Mobil berhenti di depan sebuah rumah besar yang kosong dengan halamannya cukup luas. Didepan rumah itu terpampang tulisan DIJUAL.
Poppy menoleh ke Budi.
“Bagaimana menurut Pak Budi?” tanya Poppy.
Budi memperhatikan rumah itu.
“Boleh juga,” kata Budi sambil mematikan mesin mobil dan melepas seat belt. Lalu keluar dari mobil
“Turun, yuk. Kita lihat-lihat,” kata Budi ketika membukakan pintu sebelah Poppy. Poppy keluar dari mobil dengan hati- hati. Pandangan mata Poppy tidak terlepas dari rumah kosong di depannya.
Budi mengambil ponselnya dan menijat nomor yang tertera di reklame. Sambil menunggu jawaban dari lawan bicaranya, Budi berjalan ke ujung jalan yang tadi mereka lewati, membaca papan nama jalan. Terlihat Budi kembali sambil berbicara dengan seseorang dengan serius. Poppy hendak masuk ke halaman rumah itu namun sayang pintu pagarnya di gembok.
“Ok, terima kasih,” itu yang di dengar dari pembicaraan Budi sebelum menutup teleponnya.
“Rumah warisan. Luasnya 5000 m. Para ahli warisnya ingin rumah ini dijual untuk bagi-bagi waris,” kata Budi yang kemudian mengambil kamera di mobil.
“Pintu pagarnya di gembok,” ucap Poppy ketika melihat Budi yang mulai membidikkan kameranya ke arah rumah kosong itu.
Sambil mengambil foto Budi menjawab, “Ya, memang harus digembok. Kalau tidak akan menjadi tempat tinggal para tuna wisma. Nanti susah mengusirnya.”
Budi mengambil beberapa foto, lalu memperlihatkan hasilnya ke Poppy.
“Nanti malam saya laporkan ke Pak Rahadian,” kata Budi sambil menyelempangkan kameranya.
“Ayo kita jalan lagi. Kita masih harus melihat tempat yang lain,” ujar Budi yang sudah berada di samping mobil dan sudah membukakan pintu untuk Poppy.
Ketika di dalam mobil terlihat Poppy sudah tidak fokus lagi ke jalan. Pikirannya ke rumah tadi. Sambil mengusap-usap perutnya yang mulai membuncit.
“Pak Budi,” panggil Poppy.
Budi yang sedang fokus menyetir menoleh ke arah Poppy.
“Ya, Bu.”
“Rumah yang tadi mahal, ya? Dananya nggak cukup, ya?” tanya Poppy.
“Termasuk mahal sih, Bu. Tapi dana untuk pembelian rumah, bisa mengcover pembelian rumah itu,” jawab Budi sambil fokus menyetir.
“Kita lihat-lihat dulu yang lain.
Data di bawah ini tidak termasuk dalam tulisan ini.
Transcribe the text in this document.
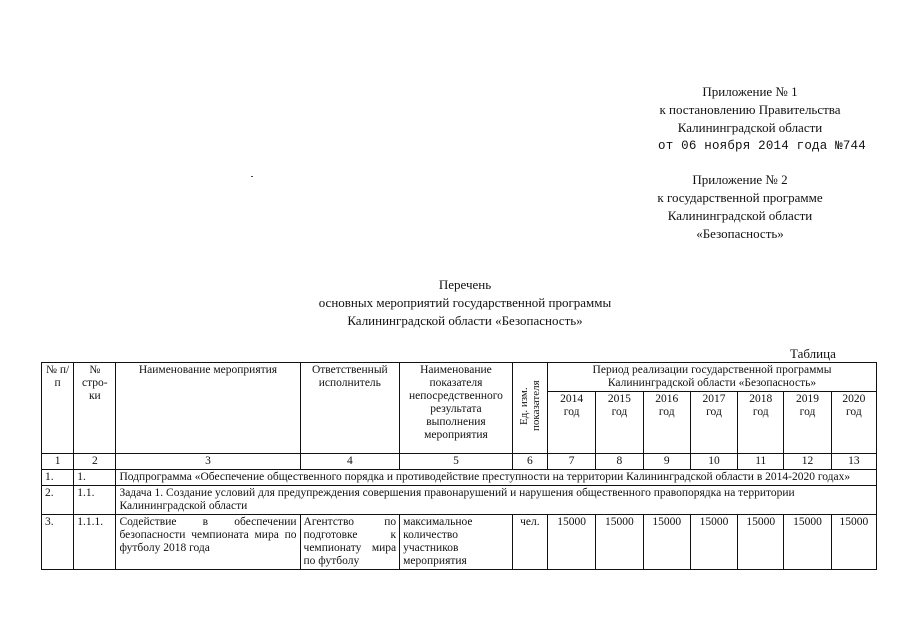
Приложение № 1
к постановлению Правительства
Калининградской области
от 06 ноября 2014 года №744
Приложение № 2
к государственной программе
Калининградской области
«Безопасность»
Перечень
основных мероприятий государственной программы
Калининградской области «Безопасность»
Таблица
№ п/п	№ стро-ки	Наименование мероприятия	Ответственный исполнитель	Наименование показателя непосредственного результата выполнения мероприятия	Ед. изм. показателя	Период реализации государственной программы Калининградской области «Безопасность»						
						2014 год	2015 год	2016 год	2017 год	2018 год	2019 год	2020 год
1	2	3	4	5	6	7	8	9	10	11	12	13
1.	1.	Подпрограмма «Обеспечение общественного порядка и противодействие преступности на территории Калининградской области в 2014-2020 годах»										
2.	1.1.	Задача 1. Создание условий для предупреждения совершения правонарушений и нарушения общественного правопорядка на территории Калининградской области										
3.	1.1.1.	Содействие в обеспечении безопасности чемпионата мира по футболу 2018 года	Агентство по подготовке к чемпионату мира по футболу	максимальное количество участников мероприятия	чел.	15000	15000	15000	15000	15000	15000	15000
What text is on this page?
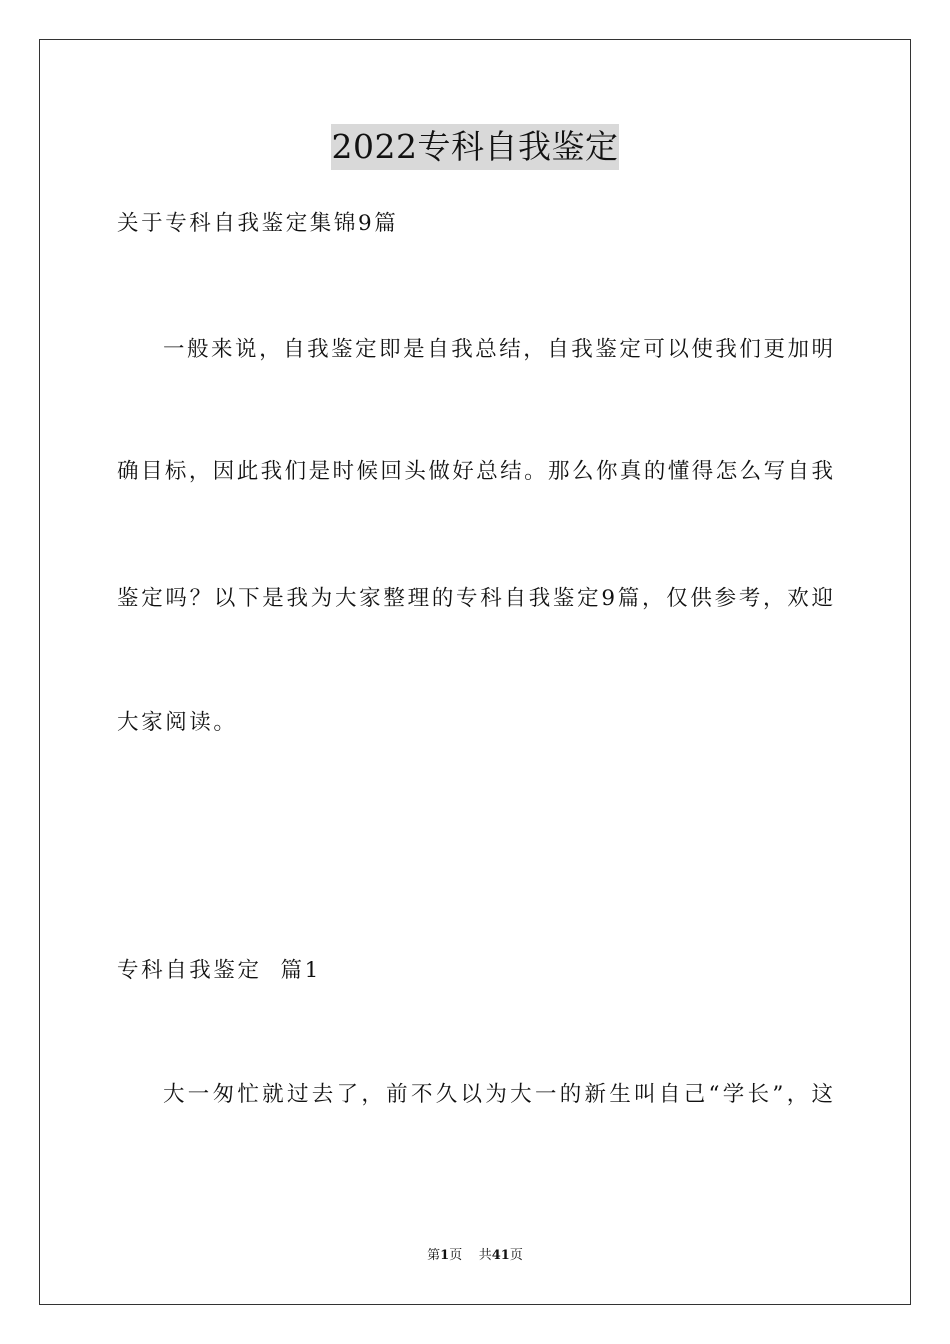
2022专科自我鉴定
关于专科自我鉴定集锦9篇
一般来说，自我鉴定即是自我总结，自我鉴定可以使我们更加明
确目标，因此我们是时候回头做好总结。那么你真的懂得怎么写自我
鉴定吗？以下是我为大家整理的专科自我鉴定9篇，仅供参考，欢迎
大家阅读。
专科自我鉴定  篇1
大一匆忙就过去了，前不久以为大一的新生叫自己“学长”，这
第1页 共41页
Siapa tau dapat daerah yang lebih bagus dan tanahnya lebih luas,” Budi mencoba member pengertian ke Poppy. Bagaimanapun di dalam dunia bisnis segala sesuatunya harus dipertimbangkan.
“Okeh,” jawab Poppy.
Mereka melanjutkan perjalannnya untuk hunting tempat. Sebelum waktu makan siang mereka sudah mendapatkan tiga tempat yang akan dilaporkan ke Pak Rahadian.
“Kita makan dulu, ya,” kata Budi sambil membelokkan mobil ke sebuah rumah makan sunda.
Budi mencari tempat parkir yang teduh.
“Nggak apa-apa kan makan di sini?” tanya Budi setelah memakirkan mobil.
“Nggak apa-apa, kok. Saya juga suka makanan sunda,” mendengar jawaban Poppy, Budi langsung membuka seat beltnya lalu keluar dari mobil dan membukakan pintu untuk Poppy.
“Panas, ya?” tanya Budi ketika melihat Poppy menghalangi wajahnya dengan telapak tangan.
“Lumayan, Pak Budi.”
Mereka berjalan beriringan menuju rumah makan.
“Mau makan dulu atau mau sholat dulu?” tanya Budi ketika mereka sampai di depan pintu rumah makan.
“Sholat dulu, Pak. Biar tenang makannnya,” jawab Poppy.
“Oke. Musolahnya sebelah sini,” Poppy mengikuti Budi dari belakang menuju sebuah musolah yang berada di belakang rumah makan. Mereka beruntung karena musolah masih sepi, sehingga tidak harus mengantri untuk sholat.
Setelah selesi sholat, mereka langsung makan.
“Ibu mau nasi apa? Disini ada nasi putih biasa, nasi timbel, nasi liwet, nasi bakar, nasi merah atau nasi hitam,” Budi membuka rice cooker satu persatu memperlihatkan isinya ke Poppy.
“Saya mau nasi merah.”
“Yang ini nasi merah,” Budi membukakan rice cooker yang berisi nasi merah.
Poppy mengambil nasi merah secukupnya, sedangkan Budi lebih memilih nasi putih. Setelah mereka mengambil lauk pauknya sendiri sampailah mereka di depan kasir.
“Ibu mau minum apa?” tanya Budi.
“Mau teh panas tawar aja, sudah kebanyakan yang minum yang manis-manis,” kata Poppy.
Setelah memberikan lauk-pauk yang harus dipanaskan dan memesan minuman Budi membayar semua makanan.
Lalu mereka menuju ke tempat lauk pauk.
“Hati-hati sambel dadaknya pedas sekali,” kata Budi ketika melihat Poppy mengambil sambal dadak.
“Nanti dicampur dengan sambal tomat agar tidak terlalu pedas,” sahut Poppy sambil mengambil sambel tomat juga.
Poppy tidak mengambil lalapan, karena dokter melarangnya untuk memakan sayuran mentah selama hamil.
“Mau duduk dimana?” tanya Budi sambil mengedarkan pandangannnya mencari tempat duduk yang nyaman.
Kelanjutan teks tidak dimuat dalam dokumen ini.